Гришаня глянул на мутное солнце, зябко передернулся, скоренько собрался домой. «Кошке на уху будет», – сказал он весело, нисколько не обижаясь на пропащее утро. Шел вроде бы неторопко, хлябая огромными своекатаными валенками, на которых места живого не было, так они были разношены и испещрены заплатами. Любимая Гришанина обувка, с которой он расстается лишь в особо жаркие, палящие июльские дни. Легкая фуфайчонка на плечах, темно-синяя заношенная подергушка, штаны сзади полощутся занавеской, фанерный ящик колотит по хребтине: ссохлый, щуплый мужичонко, в чем только дух держится, но нет ему угомону. Из одних жил свит. Идет так-сяк, как утица, вперевалку, но Бурнашову поспешать надо, чуть задумался – и неожиданно отстал.

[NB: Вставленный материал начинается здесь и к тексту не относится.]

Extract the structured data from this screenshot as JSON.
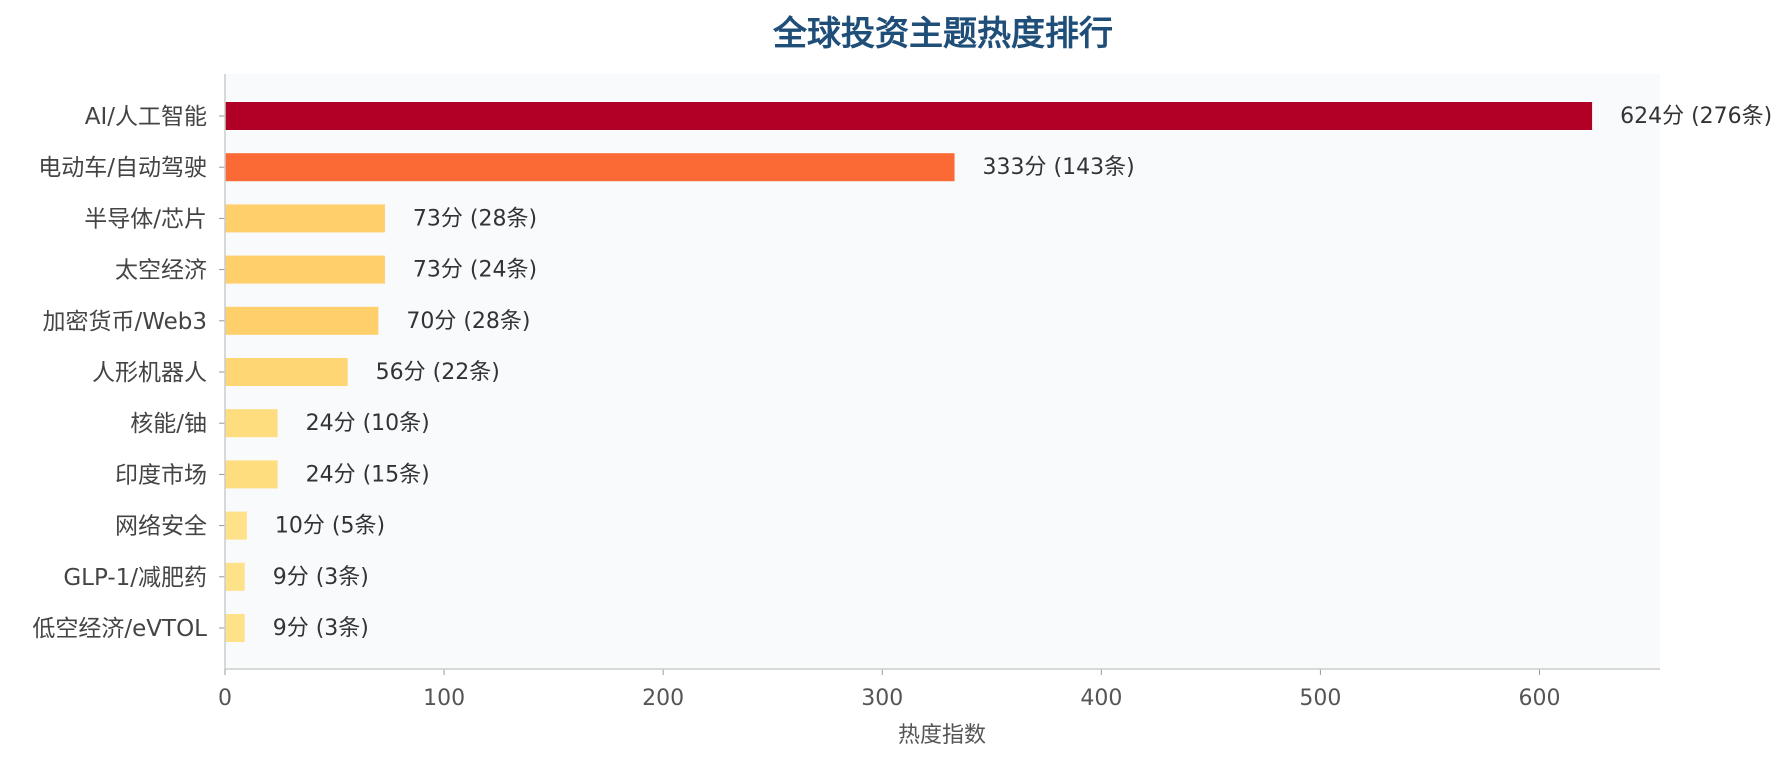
{
  "chart_data": {
    "type": "bar",
    "orientation": "horizontal",
    "title": "全球投资主题热度排行",
    "xlabel": "热度指数",
    "ylabel": "",
    "xlim": [
      0,
      655
    ],
    "xticks": [
      0,
      100,
      200,
      300,
      400,
      500,
      600
    ],
    "grid": false,
    "categories": [
      "AI/人工智能",
      "电动车/自动驾驶",
      "半导体/芯片",
      "太空经济",
      "加密货币/Web3",
      "人形机器人",
      "核能/铀",
      "印度市场",
      "网络安全",
      "GLP-1/减肥药",
      "低空经济/eVTOL"
    ],
    "values": [
      624,
      333,
      73,
      73,
      70,
      56,
      24,
      24,
      10,
      9,
      9
    ],
    "counts": [
      276,
      143,
      28,
      24,
      28,
      22,
      10,
      15,
      5,
      3,
      3
    ],
    "data_labels": [
      "624分 (276条)",
      "333分 (143条)",
      "73分 (28条)",
      "73分 (24条)",
      "70分 (28条)",
      "56分 (22条)",
      "24分 (10条)",
      "24分 (15条)",
      "10分 (5条)",
      "9分 (3条)",
      "9分 (3条)"
    ],
    "colors": [
      "#b00026",
      "#fb6a35",
      "#fecf6b",
      "#fecf6b",
      "#fecf6b",
      "#fed673",
      "#fedd7e",
      "#fedd7e",
      "#fee28a",
      "#fee28a",
      "#fee28a"
    ],
    "plot_background": "#f8fafc",
    "title_color": "#1f4e79"
  }
}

Снега засиневели, взошли, настоящая опара конца марта: вот-вот забугрится озеро, как стиральная доска, покроется настом, и все старинные следы полезут наружу. Вон уже в закрайках парит, похоже, наледица скоро выльется, в полдень подтепливает в бережинах. Господи, как хорошо-то! – чуть не воскликнул Бурнашов, зажмурился, оглянувшись: такое слепящее солнце выстало, промылось, очистилось от хмари, продравшись сквозь утреннюю морозную стылость. Впереди сельцо Спас, сбоку, на пригорке, погост, накрытый раскидистыми ветлами, – и все это припорошено желтой и голубой пылью, и золотистой пылью заполнен сам струящийся живой воздух, от которого воспламеняется кровь и хочется жить. «Господи, как хорошо-то!» – воскликнул Бурнашов, чувствуя искреннюю любовь ко всему, что его окружало.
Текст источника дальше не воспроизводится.